The guy I met with, a manager in what stood out as a beautiful suit, was very quick to point out that the WB had bought a set of existing buildings and renovated them into what I saw here, so it was among the cheapest office buildings in DC. Since the WB is a non-profit established by international treaty, it's tax exempt on the profits it doesn't make, so I suppose taking up land doesn't cost them anything. [This is, by the way, a huge problem for Columbia in general: all of the prime real estate keeps getting taken up by people it can't tax.]

He bought me a coffee and forced a cookie upon me. We joked about how SBUX has fifteen different types of coffee, only one of which indicates anything about fair trade. Every trash can has recycling bins, and I didn't get the impression that people ignored them the way they do here at the law firm. As with many people in DC, he advised me about making my product less academic and more focused on the final product, which in this case would be results about immigration's effect on the poorer countries of the world.
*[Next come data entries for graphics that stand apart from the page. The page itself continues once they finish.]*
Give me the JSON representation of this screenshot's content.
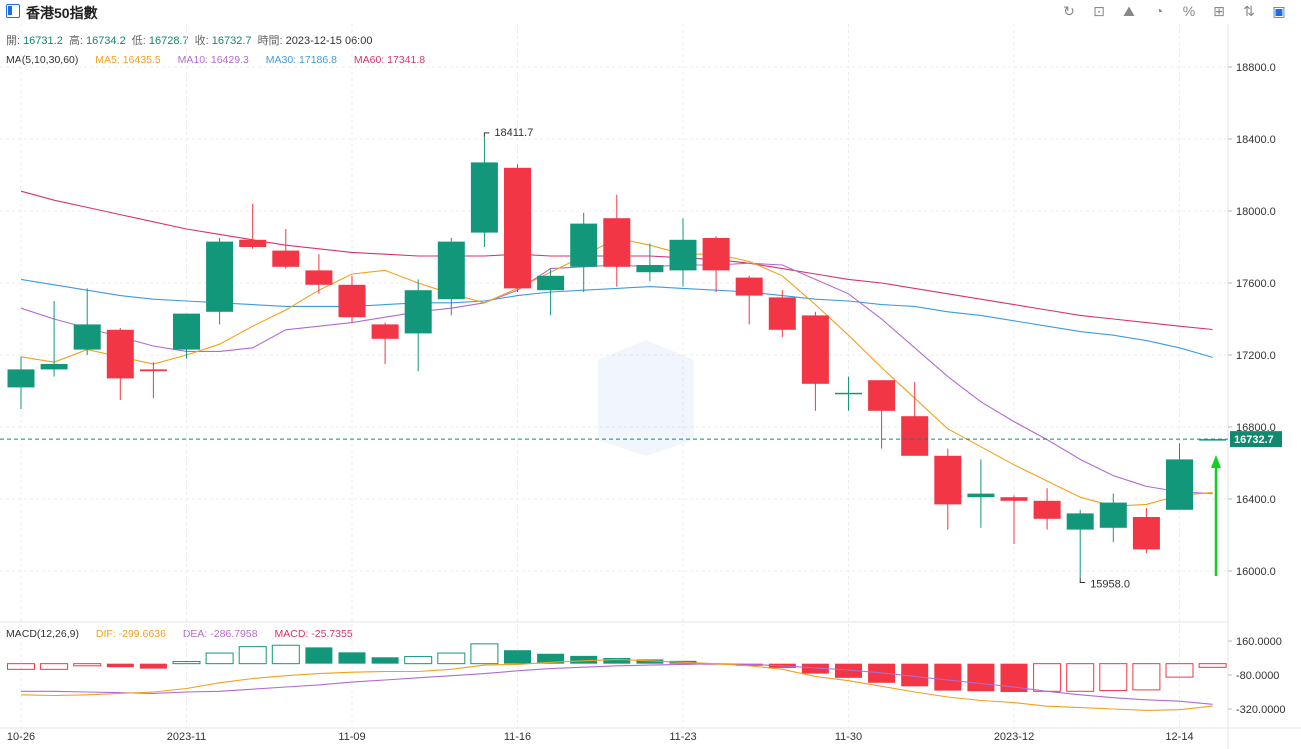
{
  "header": {
    "title": "香港50指數",
    "toolbar": [
      {
        "name": "refresh-icon",
        "glyph": "↻"
      },
      {
        "name": "draw-tool-icon",
        "glyph": "⊡"
      },
      {
        "name": "chart-type-icon",
        "glyph": "⛰"
      },
      {
        "name": "pie-icon",
        "glyph": "◔"
      },
      {
        "name": "percent-icon",
        "glyph": "%"
      },
      {
        "name": "grid-icon",
        "glyph": "⊞"
      },
      {
        "name": "sort-icon",
        "glyph": "⇅"
      },
      {
        "name": "panel-icon",
        "glyph": "▣"
      }
    ]
  },
  "ohlc": {
    "open_label": "開:",
    "open": "16731.2",
    "high_label": "高:",
    "high": "16734.2",
    "low_label": "低:",
    "low": "16728.7",
    "close_label": "收:",
    "close": "16732.7",
    "time_label": "時間:",
    "time": "2023-12-15 06:00"
  },
  "ma_legend": {
    "label": "MA(5,10,30,60)",
    "ma5": "MA5: 16435.5",
    "ma10": "MA10: 16429.3",
    "ma30": "MA30: 17186.8",
    "ma60": "MA60: 17341.8"
  },
  "macd_legend": {
    "label": "MACD(12,26,9)",
    "dif": "DIF: -299.6636",
    "dea": "DEA: -286.7958",
    "macd": "MACD: -25.7355"
  },
  "colors": {
    "up": "#13977b",
    "down": "#f23645",
    "ma5": "#f3a01e",
    "ma10": "#b26bd1",
    "ma30": "#3f9be0",
    "ma60": "#d8336a",
    "last_price": "#0f8a6e",
    "arrow": "#10d020"
  },
  "chart_data": {
    "type": "candlestick",
    "price_axis": {
      "min": 16000,
      "max": 18800,
      "ticks": [
        "16000.0",
        "16400.0",
        "16800.0",
        "17200.0",
        "17600.0",
        "18000.0",
        "18400.0",
        "18800.0"
      ]
    },
    "x_tick_labels": [
      {
        "index": 0,
        "label": "10-26"
      },
      {
        "index": 5,
        "label": "2023-11"
      },
      {
        "index": 10,
        "label": "11-09"
      },
      {
        "index": 15,
        "label": "11-16"
      },
      {
        "index": 20,
        "label": "11-23"
      },
      {
        "index": 25,
        "label": "11-30"
      },
      {
        "index": 30,
        "label": "2023-12"
      },
      {
        "index": 35,
        "label": "12-14"
      }
    ],
    "candles": [
      {
        "o": 17020,
        "h": 17190,
        "l": 16900,
        "c": 17120
      },
      {
        "o": 17120,
        "h": 17500,
        "l": 17080,
        "c": 17150
      },
      {
        "o": 17230,
        "h": 17570,
        "l": 17200,
        "c": 17370
      },
      {
        "o": 17340,
        "h": 17350,
        "l": 16950,
        "c": 17070
      },
      {
        "o": 17120,
        "h": 17160,
        "l": 16960,
        "c": 17110
      },
      {
        "o": 17230,
        "h": 17420,
        "l": 17180,
        "c": 17430
      },
      {
        "o": 17440,
        "h": 17850,
        "l": 17370,
        "c": 17830
      },
      {
        "o": 17840,
        "h": 18040,
        "l": 17790,
        "c": 17800
      },
      {
        "o": 17780,
        "h": 17900,
        "l": 17680,
        "c": 17690
      },
      {
        "o": 17670,
        "h": 17760,
        "l": 17540,
        "c": 17590
      },
      {
        "o": 17590,
        "h": 17640,
        "l": 17380,
        "c": 17410
      },
      {
        "o": 17370,
        "h": 17380,
        "l": 17150,
        "c": 17290
      },
      {
        "o": 17320,
        "h": 17620,
        "l": 17110,
        "c": 17560
      },
      {
        "o": 17510,
        "h": 17850,
        "l": 17420,
        "c": 17830
      },
      {
        "o": 17880,
        "h": 18411.7,
        "l": 17800,
        "c": 18270
      },
      {
        "o": 18240,
        "h": 18260,
        "l": 17550,
        "c": 17570
      },
      {
        "o": 17560,
        "h": 17680,
        "l": 17420,
        "c": 17640
      },
      {
        "o": 17690,
        "h": 17990,
        "l": 17550,
        "c": 17930
      },
      {
        "o": 17960,
        "h": 18090,
        "l": 17580,
        "c": 17690
      },
      {
        "o": 17660,
        "h": 17820,
        "l": 17610,
        "c": 17700
      },
      {
        "o": 17670,
        "h": 17960,
        "l": 17580,
        "c": 17840
      },
      {
        "o": 17850,
        "h": 17860,
        "l": 17550,
        "c": 17670
      },
      {
        "o": 17630,
        "h": 17640,
        "l": 17370,
        "c": 17530
      },
      {
        "o": 17520,
        "h": 17560,
        "l": 17300,
        "c": 17340
      },
      {
        "o": 17420,
        "h": 17440,
        "l": 16890,
        "c": 17040
      },
      {
        "o": 16990,
        "h": 17080,
        "l": 16890,
        "c": 16990
      },
      {
        "o": 17060,
        "h": 17060,
        "l": 16680,
        "c": 16890
      },
      {
        "o": 16860,
        "h": 17050,
        "l": 16650,
        "c": 16640
      },
      {
        "o": 16640,
        "h": 16680,
        "l": 16230,
        "c": 16370
      },
      {
        "o": 16410,
        "h": 16620,
        "l": 16240,
        "c": 16430
      },
      {
        "o": 16410,
        "h": 16420,
        "l": 16150,
        "c": 16390
      },
      {
        "o": 16390,
        "h": 16460,
        "l": 16230,
        "c": 16290
      },
      {
        "o": 16230,
        "h": 16340,
        "l": 15958,
        "c": 16320
      },
      {
        "o": 16240,
        "h": 16430,
        "l": 16160,
        "c": 16380
      },
      {
        "o": 16300,
        "h": 16350,
        "l": 16100,
        "c": 16120
      },
      {
        "o": 16340,
        "h": 16710,
        "l": 16340,
        "c": 16620
      },
      {
        "o": 16731.2,
        "h": 16734.2,
        "l": 16728.7,
        "c": 16732.7
      }
    ],
    "ma5": [
      17190,
      17160,
      17230,
      17190,
      17150,
      17200,
      17260,
      17360,
      17450,
      17560,
      17650,
      17670,
      17600,
      17540,
      17490,
      17570,
      17660,
      17750,
      17850,
      17810,
      17760,
      17760,
      17720,
      17640,
      17480,
      17310,
      17130,
      16960,
      16790,
      16690,
      16590,
      16500,
      16410,
      16360,
      16370,
      16420,
      16435.5
    ],
    "ma10": [
      17460,
      17400,
      17350,
      17300,
      17250,
      17220,
      17220,
      17240,
      17340,
      17360,
      17380,
      17410,
      17440,
      17460,
      17490,
      17560,
      17680,
      17690,
      17700,
      17690,
      17700,
      17700,
      17710,
      17700,
      17620,
      17540,
      17400,
      17240,
      17080,
      16940,
      16830,
      16730,
      16620,
      16530,
      16470,
      16440,
      16429.3
    ],
    "ma30": [
      17620,
      17590,
      17560,
      17530,
      17510,
      17500,
      17490,
      17480,
      17470,
      17470,
      17470,
      17480,
      17490,
      17490,
      17500,
      17530,
      17550,
      17560,
      17570,
      17580,
      17570,
      17560,
      17550,
      17530,
      17510,
      17500,
      17480,
      17470,
      17440,
      17420,
      17390,
      17360,
      17330,
      17310,
      17280,
      17240,
      17186.8
    ],
    "ma60": [
      18110,
      18060,
      18020,
      17980,
      17940,
      17900,
      17870,
      17840,
      17810,
      17790,
      17770,
      17760,
      17750,
      17750,
      17750,
      17760,
      17750,
      17750,
      17750,
      17750,
      17740,
      17730,
      17710,
      17680,
      17650,
      17620,
      17600,
      17570,
      17540,
      17510,
      17480,
      17450,
      17420,
      17400,
      17380,
      17360,
      17341.8
    ],
    "last_price": 16732.7,
    "last_price_label": "16732.7",
    "max_label": "18411.7",
    "min_label": "15958.0",
    "macd_axis": {
      "ticks": [
        "160.0000",
        "-80.0000",
        "-320.0000"
      ],
      "min": -320,
      "max": 160
    },
    "macd_hist": [
      -40,
      -40,
      -15,
      -25,
      -35,
      15,
      75,
      120,
      130,
      115,
      80,
      45,
      50,
      75,
      140,
      95,
      70,
      55,
      40,
      30,
      20,
      -5,
      -15,
      -30,
      -70,
      -100,
      -135,
      -160,
      -190,
      -195,
      -200,
      -195,
      -195,
      -190,
      -185,
      -95,
      -25.7355
    ],
    "macd_dif": [
      -220,
      -225,
      -220,
      -210,
      -200,
      -175,
      -135,
      -105,
      -85,
      -70,
      -60,
      -55,
      -55,
      -40,
      -10,
      -5,
      10,
      20,
      30,
      20,
      10,
      0,
      -15,
      -40,
      -90,
      -120,
      -160,
      -200,
      -235,
      -260,
      -275,
      -300,
      -310,
      -320,
      -330,
      -325,
      -299.6636
    ],
    "macd_dea": [
      -195,
      -195,
      -200,
      -205,
      -210,
      -200,
      -195,
      -180,
      -165,
      -150,
      -130,
      -115,
      -100,
      -85,
      -70,
      -50,
      -35,
      -25,
      -15,
      -10,
      -5,
      0,
      -5,
      -15,
      -30,
      -45,
      -65,
      -90,
      -115,
      -140,
      -165,
      -195,
      -220,
      -240,
      -255,
      -265,
      -286.7958
    ]
  }
}
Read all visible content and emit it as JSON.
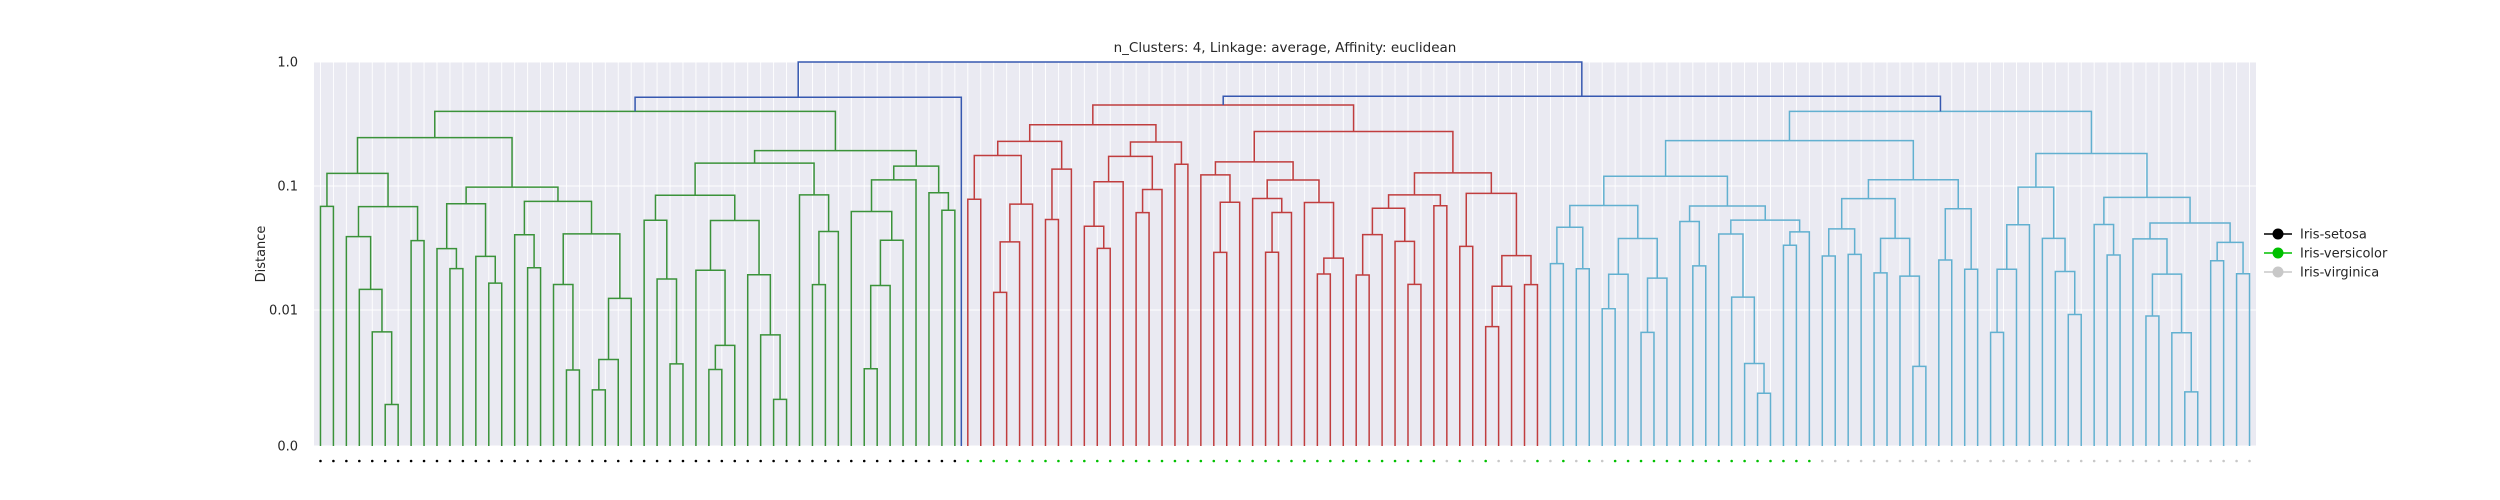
{
  "chart_data": {
    "type": "dendrogram",
    "title": "n_Clusters: 4, Linkage: average, Affinity: euclidean",
    "ylabel": "Distance",
    "y_scale": "symlog",
    "y_ticks": [
      "1.0",
      "0.1",
      "0.01",
      "0.0"
    ],
    "y_tick_values": [
      1.0,
      0.1,
      0.01,
      0.0
    ],
    "grid": true,
    "legend_position": "right",
    "legend": [
      {
        "name": "Iris-setosa",
        "color": "#000000"
      },
      {
        "name": "Iris-versicolor",
        "color": "#00c000"
      },
      {
        "name": "Iris-virginica",
        "color": "#c8c8c8"
      }
    ],
    "n_leaves": 150,
    "root_height": 1.0,
    "clusters": [
      {
        "color": "#3a923a",
        "size": 50,
        "label_class": 0,
        "top": 0.4,
        "parent_link": 0.52
      },
      {
        "color": "#c03d3e",
        "size": 45,
        "label_class": 1,
        "top": 0.45,
        "parent_link": 0.53
      },
      {
        "color": "#62b0d0",
        "size": 55,
        "label_class": 2,
        "top": 0.4,
        "parent_link": 0.53
      }
    ],
    "link_color": "#3658b0",
    "versicolor_positions_in_mid_cluster": [
      0,
      1,
      2,
      3,
      4,
      5,
      6,
      7,
      8,
      9,
      10,
      11,
      12,
      13,
      14,
      15,
      16,
      17,
      18,
      19,
      20,
      21,
      22,
      23,
      24,
      25,
      26,
      27,
      28,
      29,
      30,
      31,
      32,
      33,
      34,
      35,
      36,
      38,
      40,
      44,
      46,
      48,
      50,
      51,
      52,
      53,
      54,
      55,
      56,
      57,
      58,
      59,
      60,
      61,
      62,
      63,
      64,
      65,
      66
    ]
  }
}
They're interested in the effects on the developing world of proposed taxes on remissions to home and the brain drain (if any), and getting a better handle on immigration from one developing country to another (south-to-south migration, he called it).

He forwarded my abstract around, and it wound up on Ali's desk. When I met with Ali the other day, he also failed to break any stereotypes, in his tie and short-sleeved dress shirt. He talked about supply and demand, and I thought about how infrequently I think in such terms (which is not a good or bad thing, just different). His office is in a different building, on the twelth floor, which gives you a really fabulous view of the city. The walls are half-glass, so that when standing, you have a panoramic view of the city, but when sitting you have enough privacy to pick your nose. The conference room looks down to the tidal basin, surrounded by cherry blossoms, and the Jefferson Memorial.

The project is to work out policies to dry up the black market in the EU. This becomes an immigration project pretty quickly, and the model I've put together could be readily applied. Ali was very excited and he sent me a half-dozen emails over the next two days about data we can get and things we can do. I like the approach, giving a justification for opening up immigration which has across-the-political-board appeal. So I've revised the proposal while here at the law firm.

So that's my life. Sorry if it was a bit too verbose there, but I've got time on my hands here. Update: one of the lawyers just informed us that /US Court/ is "very wrong" and should be /U.S. Court/. So you get two blogs today. Happy birthday.